The eyes of a visiting archaeologist lit up when he was shown the 10 tiny, rusty discs that had sat unnoticed in storage for two-and-a-half years at a dig on a southern Japanese island.
He had been to archaeological sites in Italy and Egypt, and recognized the “little round things” as old coins, including a few likely dating to the Roman Empire.
“I was so excited I almost forgot what I was there for, and the coins were all we talked about,” said Toshio Tsukamoto of the Gangoji Institute for Research of Cultural Property in Nara, an ancient capital near Kyoto.
Photo: AP / Uruma City Board of Education
The discovery, announced last month, is baffling. How did the coins, some dating to the third or fourth century, wind up half a world away in a medieval Japanese castle on the island of Okinawa?
Experts suspect they might have arrived centuries later via China or Southeast Asia, not as currency, but as decoration or treasure.
The 10 copper coins were unearthed in December 2013 at the 12th-15th century Katsuren Castle, a UNESCO World Heritage site, during an annual excavation for study and tourism promotion by the board of education in Uruma, a city in central Okinawa.
While the find has yet to be submitted for publication in an academic journal, an outside expert is convinced the coins are real.
“There is almost no mistake” about their authenticity, said Makiko Tsumura, a curator at the Ancient Orient Museum in Tokyo, although she allowed that they could also be counterfeit versions from about the same time.
Four of the coins are believed to be from the third to fourth-century Roman Empire, and a fifth one from the 17th-century Ottoman Empire. The remaining five are still being examined.
The coins, which are on display at the Uruma City Yonagusuku Historical Museum through Nov. 25, were dug up from about 1m underground in a layer believed to be from the 14th to 15th century.
“At first, we didn’t think they were coins. Those little round things, to us, seemed like armor parts,” said Masaki Yokoo, a city official in charge of the archeological project.

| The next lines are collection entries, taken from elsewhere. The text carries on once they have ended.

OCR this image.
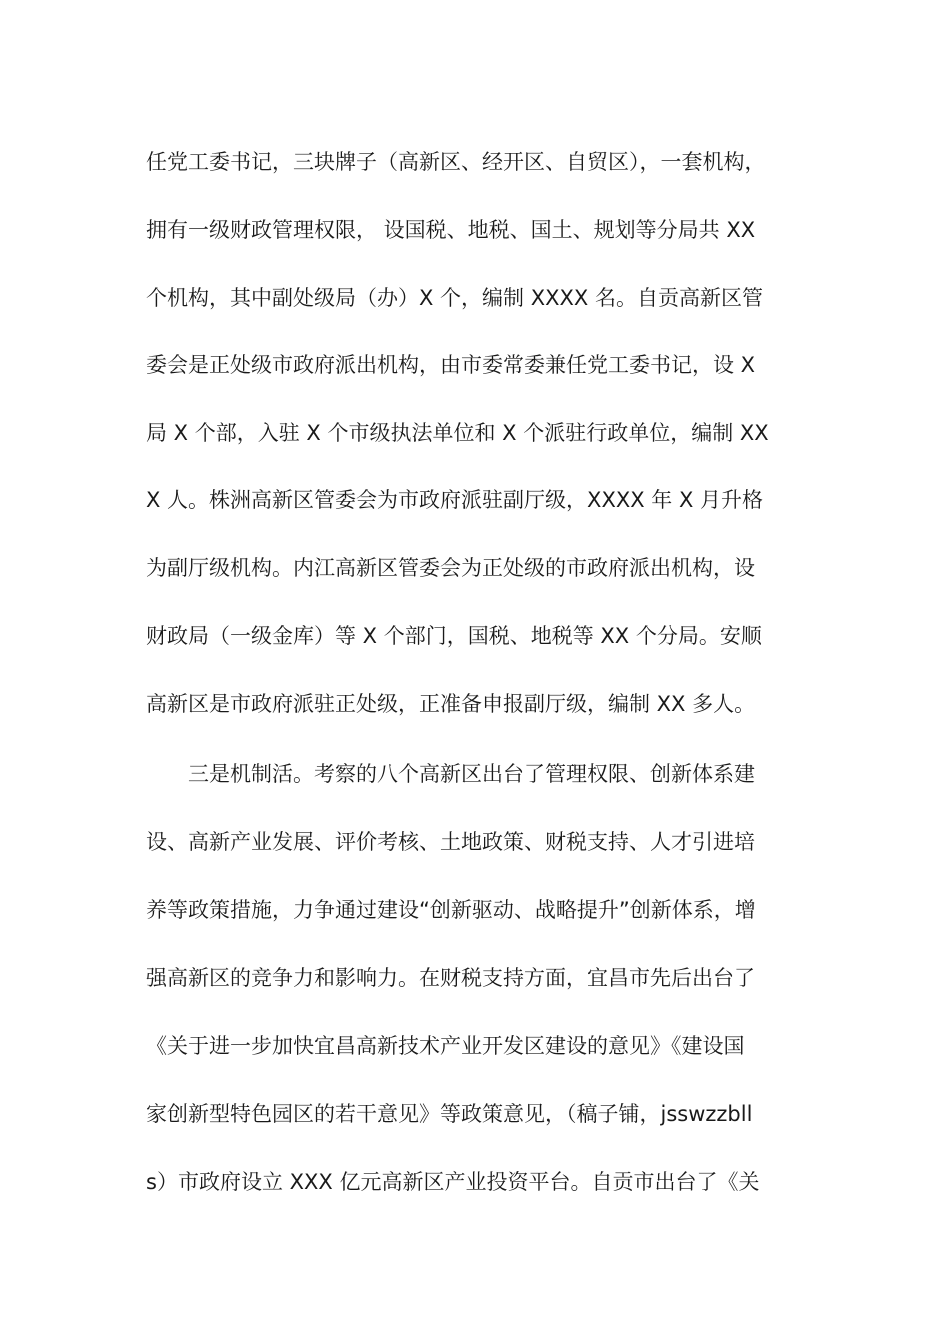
任党工委书记，三块牌子（高新区、经开区、自贸区），一套机构，
拥有一级财政管理权限， 设国税、地税、国土、规划等分局共 XX
个机构，其中副处级局（办）X 个，编制 XXXX 名。自贡高新区管
委会是正处级市政府派出机构，由市委常委兼任党工委书记，设 X
局 X 个部，入驻 X 个市级执法单位和 X 个派驻行政单位，编制 XX
X 人。株洲高新区管委会为市政府派驻副厅级，XXXX 年 X 月升格
为副厅级机构。内江高新区管委会为正处级的市政府派出机构，设
财政局（一级金库）等 X 个部门，国税、地税等 XX 个分局。安顺
高新区是市政府派驻正处级，正准备申报副厅级，编制 XX 多人。
　　三是机制活。考察的八个高新区出台了管理权限、创新体系建
设、高新产业发展、评价考核、土地政策、财税支持、人才引进培
养等政策措施，力争通过建设“创新驱动、战略提升”创新体系，增
强高新区的竞争力和影响力。在财税支持方面，宜昌市先后出台了
《关于进一步加快宜昌高新技术产业开发区建设的意见》《建设国
家创新型特色园区的若干意见》等政策意见，（稿子铺，jsswzzbll
s）市政府设立 XXX 亿元高新区产业投资平台。自贡市出台了《关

Barely distinguishable details emerged more clearly in X-ray analysis. One bears an image of fourth-century Roman Emperor Constantine I, and another shows a helmeted soldier holding a shield in one hand, while stabbing an enemy with a spear in the other.
The Ottoman coin is inscribed with the year equivalent to 1687, Yokoo said.
Tsumura said the X-ray analysis, photographs, size and weight match typical Roman and Ottoman coins, resembling those excavated in China, Indonesia or India — places that had trade with Okinawa.
Tsukamoto said the coins might have been intentionally planted as a pacifying ritual at the castle, which was abandoned in 1458, similar to armor, jewelry and other valuables buried in funeral rituals in Okinawa.
Further investigation, including analysis of the copper content and other artifacts found with the coins, might help identify the coins’ origin.
Researchers are also seeking an explanation for why coins from two distinct eras were found near each other, and how a 17th-century coin could have been in a layer believed to be 200 to 300 years older than that.
“There are still lots of unknowns,” Okinawa International University archeologist Hiroki Miyagi said. “Our findings this time are just the beginning.”